Precision Contracting has also been coming to the home show every year since the beginning. According to owner and builder John Oare, his company gets quite a lot of business from the home show, including repeat business.
"Folks came to the show last year that I met. I built them a deck and later hooked up a hot tub. This was an $18,000 project," Oare said. "Subsequently, I have done other projects for them, and I still talk to them to this day."
He said contractors want repeat business and satisfied customers. Last year, according to Oare, 75 percent of Precision Contracting's business came from the home show and through word of mouth.

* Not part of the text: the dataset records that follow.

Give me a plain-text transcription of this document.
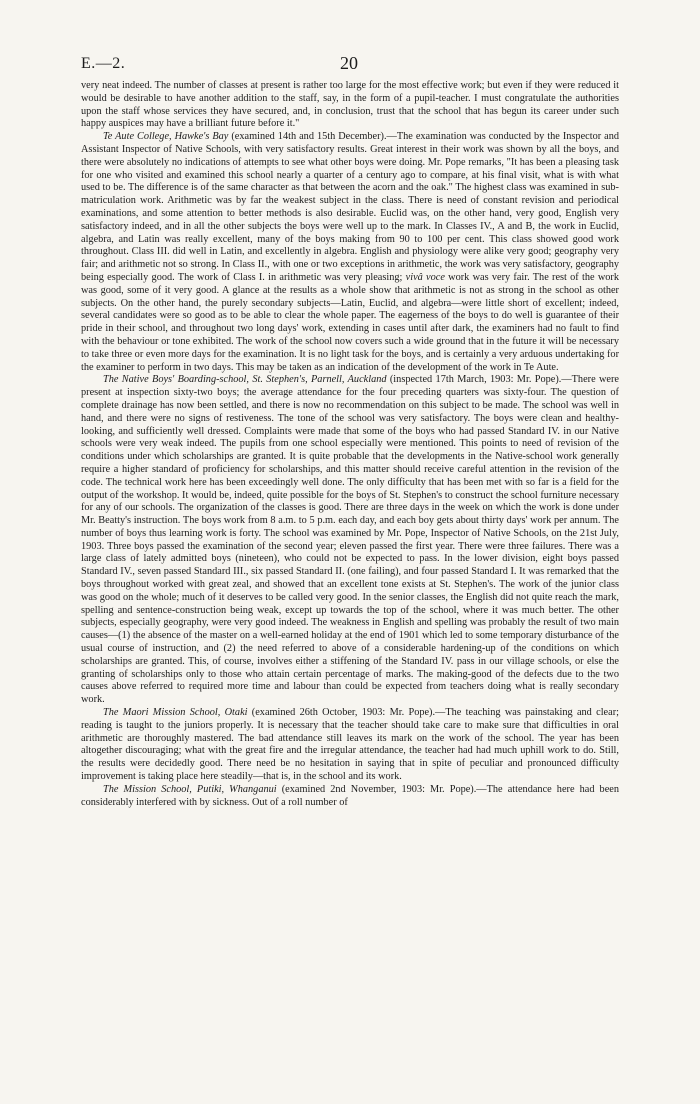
E.—2.	20

very neat indeed. The number of classes at present is rather too large for the most effective work; but even if they were reduced it would be desirable to have another addition to the staff, say, in the form of a pupil-teacher. I must congratulate the authorities upon the staff whose services they have secured, and, in conclusion, trust that the school that has begun its career under such happy auspices may have a brilliant future before it."

Te Aute College, Hawke's Bay (examined 14th and 15th December).—The examination was conducted by the Inspector and Assistant Inspector of Native Schools, with very satisfactory results. Great interest in their work was shown by all the boys, and there were absolutely no indications of attempts to see what other boys were doing. Mr. Pope remarks, "It has been a pleasing task for one who visited and examined this school nearly a quarter of a century ago to compare, at his final visit, what is with what used to be. The difference is of the same character as that between the acorn and the oak." The highest class was examined in sub-matriculation work. Arithmetic was by far the weakest subject in the class. There is need of constant revision and periodical examinations, and some attention to better methods is also desirable. Euclid was, on the other hand, very good, English very satisfactory indeed, and in all the other subjects the boys were well up to the mark. In Classes IV., A and B, the work in Euclid, algebra, and Latin was really excellent, many of the boys making from 90 to 100 per cent. This class showed good work throughout. Class III. did well in Latin, and excellently in algebra. English and physiology were alike very good; geography very fair; and arithmetic not so strong. In Class II., with one or two exceptions in arithmetic, the work was very satisfactory, geography being especially good. The work of Class I. in arithmetic was very pleasing; vivâ voce work was very fair. The rest of the work was good, some of it very good. A glance at the results as a whole show that arithmetic is not as strong in the school as other subjects. On the other hand, the purely secondary subjects—Latin, Euclid, and algebra—were little short of excellent; indeed, several candidates were so good as to be able to clear the whole paper. The eagerness of the boys to do well is guarantee of their pride in their school, and throughout two long days' work, extending in cases until after dark, the examiners had no fault to find with the behaviour or tone exhibited. The work of the school now covers such a wide ground that in the future it will be necessary to take three or even more days for the examination. It is no light task for the boys, and is certainly a very arduous undertaking for the examiner to perform in two days. This may be taken as an indication of the development of the work in Te Aute.

The Native Boys' Boarding-school, St. Stephen's, Parnell, Auckland (inspected 17th March, 1903: Mr. Pope).—There were present at inspection sixty-two boys; the average attendance for the four preceding quarters was sixty-four. The question of complete drainage has now been settled, and there is now no recommendation on this subject to be made. The school was well in hand, and there were no signs of restiveness. The tone of the school was very satisfactory. The boys were clean and healthy-looking, and sufficiently well dressed. Complaints were made that some of the boys who had passed Standard IV. in our Native schools were very weak indeed. The pupils from one school especially were mentioned. This points to need of revision of the conditions under which scholarships are granted. It is quite probable that the developments in the Native-school work generally require a higher standard of proficiency for scholarships, and this matter should receive careful attention in the revision of the code. The technical work here has been exceedingly well done. The only difficulty that has been met with so far is a field for the output of the workshop. It would be, indeed, quite possible for the boys of St. Stephen's to construct the school furniture necessary for any of our schools. The organization of the classes is good. There are three days in the week on which the work is done under Mr. Beatty's instruction. The boys work from 8 a.m. to 5 p.m. each day, and each boy gets about thirty days' work per annum. The number of boys thus learning work is forty. The school was examined by Mr. Pope, Inspector of Native Schools, on the 21st July, 1903. Three boys passed the examination of the second year; eleven passed the first year. There were three failures. There was a large class of lately admitted boys (nineteen), who could not be expected to pass. In the lower division, eight boys passed Standard IV., seven passed Standard III., six passed Standard II. (one failing), and four passed Standard I. It was remarked that the boys throughout worked with great zeal, and showed that an excellent tone exists at St. Stephen's. The work of the junior class was good on the whole; much of it deserves to be called very good. In the senior classes, the English did not quite reach the mark, spelling and sentence-construction being weak, except up towards the top of the school, where it was much better. The other subjects, especially geography, were very good indeed. The weakness in English and spelling was probably the result of two main causes—(1) the absence of the master on a well-earned holiday at the end of 1901 which led to some temporary disturbance of the usual course of instruction, and (2) the need referred to above of a considerable hardening-up of the conditions on which scholarships are granted. This, of course, involves either a stiffening of the Standard IV. pass in our village schools, or else the granting of scholarships only to those who attain certain percentage of marks. The making-good of the defects due to the two causes above referred to required more time and labour than could be expected from teachers doing what is really secondary work.

The Maori Mission School, Otaki (examined 26th October, 1903: Mr. Pope).—The teaching was painstaking and clear; reading is taught to the juniors properly. It is necessary that the teacher should take care to make sure that difficulties in oral arithmetic are thoroughly mastered. The bad attendance still leaves its mark on the work of the school. The year has been altogether discouraging; what with the great fire and the irregular attendance, the teacher had had much uphill work to do. Still, the results were decidedly good. There need be no hesitation in saying that in spite of peculiar and pronounced difficulty improvement is taking place here steadily—that is, in the school and its work.

The Mission School, Putiki, Whanganui (examined 2nd November, 1903: Mr. Pope).—The attendance here had been considerably interfered with by sickness. Out of a roll number of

"This is a great time for potential customers to ask questions directly to local business owners, and they also ask for recommendations," he said.
Wes Cox, of Hydro Pros, said he sold a hot tub within the first hour of the event Saturday.
"We get lots of leads and a lot of exposure, including from markets further away that we wouldn't reach as easily," Cox said. "We will be back next year."
Among the people who attended Saturday were Fran and Robert Miller of Caroga Lake.
"We are just looking at some ideas. This is our first time we came to the home show," Fran Miller said.
The Broadalbin-Perth High School National Honor Society members were on hand to take orders of food and drinks to vendors and exhibitors.
"We love benefiting the community, and it is a lot of fun," National Honor Society student Marissa White said.
Lowe's is offering seminars and free woodworking projects for children at the event.
Laurie Tambasco of Perth represents both the Broadalbin-Perth Education Foundation and Inglenook Realty of Galway.
"We are a group of parents and grandparents who find ways to give back to everyone within the community," she said.
Grants from $500 to $2,000 are given out each year by the Broadalbin-Perth Education Foundation.
Solar City Senior Sales Consultant Charlie Noury said this was the first time his company was involved in the home show, at the suggestion of a client.
"This is a great place to invite people to take a look at solar," Noury said.
Solar City installs solar panel systems for residences.
"We love networking with other local businesses, and we've referred people to other businesses," he said.
"We love small local shows, and I am sure we will be back again next year," Noury said.
Sacandaga Stove & Chimney of Johnstown is at the show for the fourth year.
"This is a great place for a sense of community," Josh Mormile said. "Every year, we see fresh faces and familiar faces ... It is great any time you can get out in the community."
Some vendors donated prizes for a raffle that will be drawn at 4 p.m. today. The Easter Bunny also was expected to make an appearance today.